The Database Center for North Korean Human Rights has recorded more than 65,000 individual rights violations since 2003, and says repression has gotten even worse since the current dictator took power following the death of his father, Kim Jong-il, in 2011.

“This trend is likely to be associated with Kim Jong-un’s efforts to consolidate his power, eliminate individuals who may pose a threat to his authority, and tighten border controls,” says Teodora Gyupchanova, a researcher with the NGO.

“North Korea definitely represents a unique case, but it should not be excluded from the standard treatment and accountability-seeking mechanisms existing in the international system,” she adds.

North Korea Strategy Center, another Seoul-based nonprofit, has lobbied strongly for action by the ICC, highlighting the assassination of Kim’s sibling and the execution of his uncle Jang Song-thaek in 2013.

“Our information dissemination work, reporting Kim Jong-un to the ICC, and our other projects are making North Korea hurt,” says NKSC founder Kang Cheol-hwan, who spent 10 years in Yodok concentration camp.

Mr. Kang believes he will live to see the North Korean leader face trial.

“This regime has shown extreme fragility and many signs of change through defections of high-level defectors as well as government responses to efforts of civilian groups,” he says.

Daunting hurdles

Daunting hurdles, however, stand in the way of any prosecution. While North Korea does not recognize the ICC, the UN Security Council can refer nonmember countries to the court, as it did in the cases of Libya and Sudan. But China would be likely to veto any such move against North Korea, fearing the prospect of instability on its border.

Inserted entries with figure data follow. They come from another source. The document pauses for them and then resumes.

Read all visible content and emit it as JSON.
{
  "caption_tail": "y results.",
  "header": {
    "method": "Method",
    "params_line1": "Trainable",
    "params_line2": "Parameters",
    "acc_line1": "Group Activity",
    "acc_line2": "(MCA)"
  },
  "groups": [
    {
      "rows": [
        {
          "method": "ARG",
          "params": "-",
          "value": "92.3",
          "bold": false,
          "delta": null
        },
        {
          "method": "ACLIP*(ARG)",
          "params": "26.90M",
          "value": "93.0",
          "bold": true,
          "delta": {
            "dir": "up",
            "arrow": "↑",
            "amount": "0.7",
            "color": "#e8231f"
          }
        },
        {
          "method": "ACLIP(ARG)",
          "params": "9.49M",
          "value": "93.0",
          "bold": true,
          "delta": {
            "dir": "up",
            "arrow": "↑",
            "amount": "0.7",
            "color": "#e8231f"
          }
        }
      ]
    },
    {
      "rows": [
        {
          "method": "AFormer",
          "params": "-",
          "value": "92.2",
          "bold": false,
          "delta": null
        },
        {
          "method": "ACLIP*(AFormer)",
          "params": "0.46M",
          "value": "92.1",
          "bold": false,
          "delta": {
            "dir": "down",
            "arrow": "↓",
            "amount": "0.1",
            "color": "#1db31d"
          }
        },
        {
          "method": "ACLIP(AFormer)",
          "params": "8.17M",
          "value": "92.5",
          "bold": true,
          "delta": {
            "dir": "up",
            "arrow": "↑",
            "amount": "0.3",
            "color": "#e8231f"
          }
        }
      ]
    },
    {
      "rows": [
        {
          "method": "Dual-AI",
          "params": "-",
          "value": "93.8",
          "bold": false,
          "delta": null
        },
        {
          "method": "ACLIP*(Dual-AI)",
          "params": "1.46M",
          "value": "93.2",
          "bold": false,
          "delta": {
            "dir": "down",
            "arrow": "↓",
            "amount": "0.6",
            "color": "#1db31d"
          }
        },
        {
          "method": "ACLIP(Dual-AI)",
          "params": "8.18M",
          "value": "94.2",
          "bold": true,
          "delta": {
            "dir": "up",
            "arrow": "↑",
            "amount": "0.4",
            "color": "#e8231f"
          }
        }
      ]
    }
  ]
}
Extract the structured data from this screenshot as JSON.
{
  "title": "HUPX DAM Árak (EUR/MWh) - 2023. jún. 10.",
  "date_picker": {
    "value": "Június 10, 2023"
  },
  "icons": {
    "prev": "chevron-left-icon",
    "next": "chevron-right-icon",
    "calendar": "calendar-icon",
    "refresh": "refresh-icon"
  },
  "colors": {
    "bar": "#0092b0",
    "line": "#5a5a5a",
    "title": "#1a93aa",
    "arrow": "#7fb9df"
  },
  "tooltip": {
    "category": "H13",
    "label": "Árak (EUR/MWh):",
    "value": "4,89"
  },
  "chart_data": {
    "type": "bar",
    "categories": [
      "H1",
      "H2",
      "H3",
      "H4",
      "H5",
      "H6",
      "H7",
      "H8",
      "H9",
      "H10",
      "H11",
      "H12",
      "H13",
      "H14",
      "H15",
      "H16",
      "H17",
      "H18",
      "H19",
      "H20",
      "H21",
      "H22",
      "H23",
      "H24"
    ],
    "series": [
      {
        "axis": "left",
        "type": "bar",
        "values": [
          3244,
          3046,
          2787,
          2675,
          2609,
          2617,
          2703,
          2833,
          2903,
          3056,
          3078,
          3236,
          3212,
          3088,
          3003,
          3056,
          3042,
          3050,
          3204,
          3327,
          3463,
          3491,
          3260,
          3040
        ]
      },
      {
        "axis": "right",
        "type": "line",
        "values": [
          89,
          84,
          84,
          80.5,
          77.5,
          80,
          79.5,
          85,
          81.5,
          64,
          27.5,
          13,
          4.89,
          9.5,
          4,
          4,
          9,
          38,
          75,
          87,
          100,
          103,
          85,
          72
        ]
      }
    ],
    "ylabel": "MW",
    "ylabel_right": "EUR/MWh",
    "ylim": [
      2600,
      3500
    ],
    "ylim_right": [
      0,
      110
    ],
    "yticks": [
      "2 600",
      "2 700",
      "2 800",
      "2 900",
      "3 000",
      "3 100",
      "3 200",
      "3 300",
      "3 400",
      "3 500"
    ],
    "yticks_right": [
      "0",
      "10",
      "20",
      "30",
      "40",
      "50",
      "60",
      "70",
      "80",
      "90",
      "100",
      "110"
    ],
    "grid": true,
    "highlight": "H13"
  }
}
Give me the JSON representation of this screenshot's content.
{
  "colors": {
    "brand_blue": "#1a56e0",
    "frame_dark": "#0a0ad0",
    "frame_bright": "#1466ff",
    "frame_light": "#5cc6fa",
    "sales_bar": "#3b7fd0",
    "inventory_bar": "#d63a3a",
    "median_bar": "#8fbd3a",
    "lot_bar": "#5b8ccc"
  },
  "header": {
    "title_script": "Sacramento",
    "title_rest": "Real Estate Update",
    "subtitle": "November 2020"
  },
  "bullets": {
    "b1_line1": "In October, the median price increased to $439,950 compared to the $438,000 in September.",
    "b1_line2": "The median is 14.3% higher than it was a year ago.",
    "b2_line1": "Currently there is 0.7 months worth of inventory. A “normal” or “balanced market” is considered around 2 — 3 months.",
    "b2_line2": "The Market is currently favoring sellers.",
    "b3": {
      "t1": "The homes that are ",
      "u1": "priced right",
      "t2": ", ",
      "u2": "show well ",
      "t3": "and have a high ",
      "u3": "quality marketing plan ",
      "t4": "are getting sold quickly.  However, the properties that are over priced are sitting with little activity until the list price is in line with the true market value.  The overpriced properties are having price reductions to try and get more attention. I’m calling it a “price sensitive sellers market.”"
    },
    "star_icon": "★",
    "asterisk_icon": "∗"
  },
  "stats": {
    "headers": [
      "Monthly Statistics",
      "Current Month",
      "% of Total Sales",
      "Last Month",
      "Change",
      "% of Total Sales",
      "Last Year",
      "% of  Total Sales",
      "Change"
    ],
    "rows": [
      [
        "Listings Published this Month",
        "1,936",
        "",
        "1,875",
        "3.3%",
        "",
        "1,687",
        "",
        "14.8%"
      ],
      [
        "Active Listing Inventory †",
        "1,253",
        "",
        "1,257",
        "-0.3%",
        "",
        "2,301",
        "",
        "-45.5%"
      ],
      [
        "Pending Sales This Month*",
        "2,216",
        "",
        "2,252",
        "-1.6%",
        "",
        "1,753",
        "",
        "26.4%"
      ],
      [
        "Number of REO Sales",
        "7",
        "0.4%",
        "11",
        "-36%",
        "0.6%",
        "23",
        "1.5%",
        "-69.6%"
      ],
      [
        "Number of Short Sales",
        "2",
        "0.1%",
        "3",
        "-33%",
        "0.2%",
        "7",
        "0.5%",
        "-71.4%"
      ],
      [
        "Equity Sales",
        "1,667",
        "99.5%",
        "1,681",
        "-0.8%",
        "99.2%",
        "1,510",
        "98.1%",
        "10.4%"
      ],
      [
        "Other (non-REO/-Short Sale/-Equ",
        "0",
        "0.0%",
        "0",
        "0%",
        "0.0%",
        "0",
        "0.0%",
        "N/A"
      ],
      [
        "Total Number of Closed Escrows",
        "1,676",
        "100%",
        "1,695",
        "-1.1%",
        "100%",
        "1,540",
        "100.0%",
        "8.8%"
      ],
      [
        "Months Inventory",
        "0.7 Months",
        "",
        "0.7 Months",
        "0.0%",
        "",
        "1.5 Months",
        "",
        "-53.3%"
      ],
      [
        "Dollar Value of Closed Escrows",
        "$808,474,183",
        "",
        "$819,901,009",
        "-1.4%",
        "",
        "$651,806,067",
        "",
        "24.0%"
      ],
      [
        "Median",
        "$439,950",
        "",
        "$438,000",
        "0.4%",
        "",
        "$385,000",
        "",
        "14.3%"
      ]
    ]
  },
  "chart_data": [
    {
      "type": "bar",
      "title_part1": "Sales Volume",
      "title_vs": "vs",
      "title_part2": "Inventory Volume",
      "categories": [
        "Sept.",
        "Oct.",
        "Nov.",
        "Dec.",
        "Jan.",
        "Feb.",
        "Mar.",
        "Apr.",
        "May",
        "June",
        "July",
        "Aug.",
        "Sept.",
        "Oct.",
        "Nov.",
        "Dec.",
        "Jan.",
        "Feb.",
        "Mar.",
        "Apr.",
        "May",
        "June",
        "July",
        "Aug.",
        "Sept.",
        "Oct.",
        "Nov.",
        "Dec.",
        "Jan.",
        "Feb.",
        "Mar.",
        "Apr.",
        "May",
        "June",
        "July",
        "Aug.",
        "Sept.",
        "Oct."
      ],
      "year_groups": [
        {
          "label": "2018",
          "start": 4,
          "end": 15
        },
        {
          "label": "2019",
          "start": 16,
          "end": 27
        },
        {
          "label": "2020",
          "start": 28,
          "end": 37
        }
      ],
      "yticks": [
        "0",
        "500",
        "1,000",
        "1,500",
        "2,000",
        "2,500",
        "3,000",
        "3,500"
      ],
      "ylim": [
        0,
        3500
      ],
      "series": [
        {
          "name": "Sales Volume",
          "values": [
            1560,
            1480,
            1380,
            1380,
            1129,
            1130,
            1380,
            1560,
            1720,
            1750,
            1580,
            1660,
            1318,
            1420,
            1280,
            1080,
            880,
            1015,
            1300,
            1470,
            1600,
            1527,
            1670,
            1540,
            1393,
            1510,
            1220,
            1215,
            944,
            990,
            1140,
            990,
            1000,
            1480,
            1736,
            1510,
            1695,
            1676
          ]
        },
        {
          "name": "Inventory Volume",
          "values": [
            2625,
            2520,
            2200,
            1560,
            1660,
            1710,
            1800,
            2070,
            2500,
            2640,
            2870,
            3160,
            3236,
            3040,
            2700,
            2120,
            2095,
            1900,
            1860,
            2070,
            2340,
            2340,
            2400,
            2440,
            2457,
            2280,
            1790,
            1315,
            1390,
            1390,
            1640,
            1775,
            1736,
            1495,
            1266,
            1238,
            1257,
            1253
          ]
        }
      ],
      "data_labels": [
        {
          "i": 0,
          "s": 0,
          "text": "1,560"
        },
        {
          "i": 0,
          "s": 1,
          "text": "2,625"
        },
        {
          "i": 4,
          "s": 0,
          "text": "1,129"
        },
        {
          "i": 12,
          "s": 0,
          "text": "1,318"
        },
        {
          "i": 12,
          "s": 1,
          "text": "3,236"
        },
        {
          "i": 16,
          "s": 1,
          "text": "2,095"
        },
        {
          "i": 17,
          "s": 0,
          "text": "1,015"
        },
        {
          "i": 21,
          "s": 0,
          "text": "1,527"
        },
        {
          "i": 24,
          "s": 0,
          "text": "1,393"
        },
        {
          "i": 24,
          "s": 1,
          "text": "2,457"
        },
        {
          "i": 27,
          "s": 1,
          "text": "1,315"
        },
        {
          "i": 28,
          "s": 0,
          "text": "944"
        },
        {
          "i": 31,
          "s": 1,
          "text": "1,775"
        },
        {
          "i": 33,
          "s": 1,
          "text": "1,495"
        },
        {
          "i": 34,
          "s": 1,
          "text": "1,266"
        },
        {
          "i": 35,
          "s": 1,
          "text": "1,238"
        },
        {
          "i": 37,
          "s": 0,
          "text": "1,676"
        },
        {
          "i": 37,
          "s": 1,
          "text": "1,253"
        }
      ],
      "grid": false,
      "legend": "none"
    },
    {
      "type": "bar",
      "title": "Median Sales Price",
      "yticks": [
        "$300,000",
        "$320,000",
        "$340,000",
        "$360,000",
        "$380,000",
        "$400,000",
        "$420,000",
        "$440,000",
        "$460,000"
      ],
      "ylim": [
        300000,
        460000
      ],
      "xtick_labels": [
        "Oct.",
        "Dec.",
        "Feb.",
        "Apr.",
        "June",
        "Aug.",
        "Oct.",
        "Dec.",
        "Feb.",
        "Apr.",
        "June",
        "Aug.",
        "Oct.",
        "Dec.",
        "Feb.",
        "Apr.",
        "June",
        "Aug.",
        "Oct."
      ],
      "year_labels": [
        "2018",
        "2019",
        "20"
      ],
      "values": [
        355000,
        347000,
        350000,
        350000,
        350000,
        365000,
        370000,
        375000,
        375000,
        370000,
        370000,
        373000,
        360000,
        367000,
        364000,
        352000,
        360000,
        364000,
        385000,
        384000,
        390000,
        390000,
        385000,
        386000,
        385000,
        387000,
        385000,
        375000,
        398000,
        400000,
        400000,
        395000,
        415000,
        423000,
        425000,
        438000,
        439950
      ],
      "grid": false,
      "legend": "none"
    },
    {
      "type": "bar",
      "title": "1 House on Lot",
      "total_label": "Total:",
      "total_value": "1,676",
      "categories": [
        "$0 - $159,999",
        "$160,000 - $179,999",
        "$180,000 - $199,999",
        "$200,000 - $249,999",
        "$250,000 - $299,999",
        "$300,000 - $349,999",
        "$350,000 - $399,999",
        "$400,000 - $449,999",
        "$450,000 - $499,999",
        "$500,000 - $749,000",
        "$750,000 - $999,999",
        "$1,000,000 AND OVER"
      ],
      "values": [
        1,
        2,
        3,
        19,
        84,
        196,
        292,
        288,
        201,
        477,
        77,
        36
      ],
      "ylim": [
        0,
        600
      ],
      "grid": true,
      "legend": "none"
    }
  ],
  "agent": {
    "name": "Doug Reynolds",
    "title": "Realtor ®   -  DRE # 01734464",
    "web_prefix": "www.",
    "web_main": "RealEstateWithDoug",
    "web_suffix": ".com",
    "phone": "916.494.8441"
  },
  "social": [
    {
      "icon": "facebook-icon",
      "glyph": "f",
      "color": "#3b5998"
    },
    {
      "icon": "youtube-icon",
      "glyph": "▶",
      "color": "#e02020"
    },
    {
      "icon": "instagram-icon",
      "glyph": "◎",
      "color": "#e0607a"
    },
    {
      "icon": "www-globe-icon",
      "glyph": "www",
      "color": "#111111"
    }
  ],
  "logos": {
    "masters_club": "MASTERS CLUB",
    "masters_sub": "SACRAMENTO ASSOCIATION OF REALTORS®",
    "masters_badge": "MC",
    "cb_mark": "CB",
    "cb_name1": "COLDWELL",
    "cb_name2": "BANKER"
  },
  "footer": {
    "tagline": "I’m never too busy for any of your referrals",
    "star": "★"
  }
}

The Chinese government did not cooperate with the authors of Monday's report outlining possible ways of bringing North Korean leaders to justice that Mr. Ojea presented.

“It’s not a legal problem, it’s a political problem,” says Mr. Moreno Ocampo. “Basically, the biggest countries are not happy with North Korea, but yet not ready to destabilize North Korea.”

Even if Beijing could be convinced to get on board, Pyongyang would certainly refuse to cooperate with any indictment.

“If people were charged by the court, it couldn’t go to North Korea and start arresting people. It depends on state cooperation and North Korea is not going to arrest people,” says Professor Whiting.

Without its own police force, the court would have to rely on cooperative states to arrest suspects while they were traveling outside North Korea. Other possible scenarios involve regime collapse or a revolution. While North Korea’s disintegration has been wrongly predicted for decades, activists say they are playing a long game and readying themselves for a judicial opportunity if it comes.

“As North Korean human rights organizations … continue to steadily damage the North Korean regime, we believe the Kim dynasty will eventually be knocked down,” says Kang.

“Although it is not one strong blow,” he adds. “Steadily attacking and damaging the places where the regime already hurts is exceedingly important.”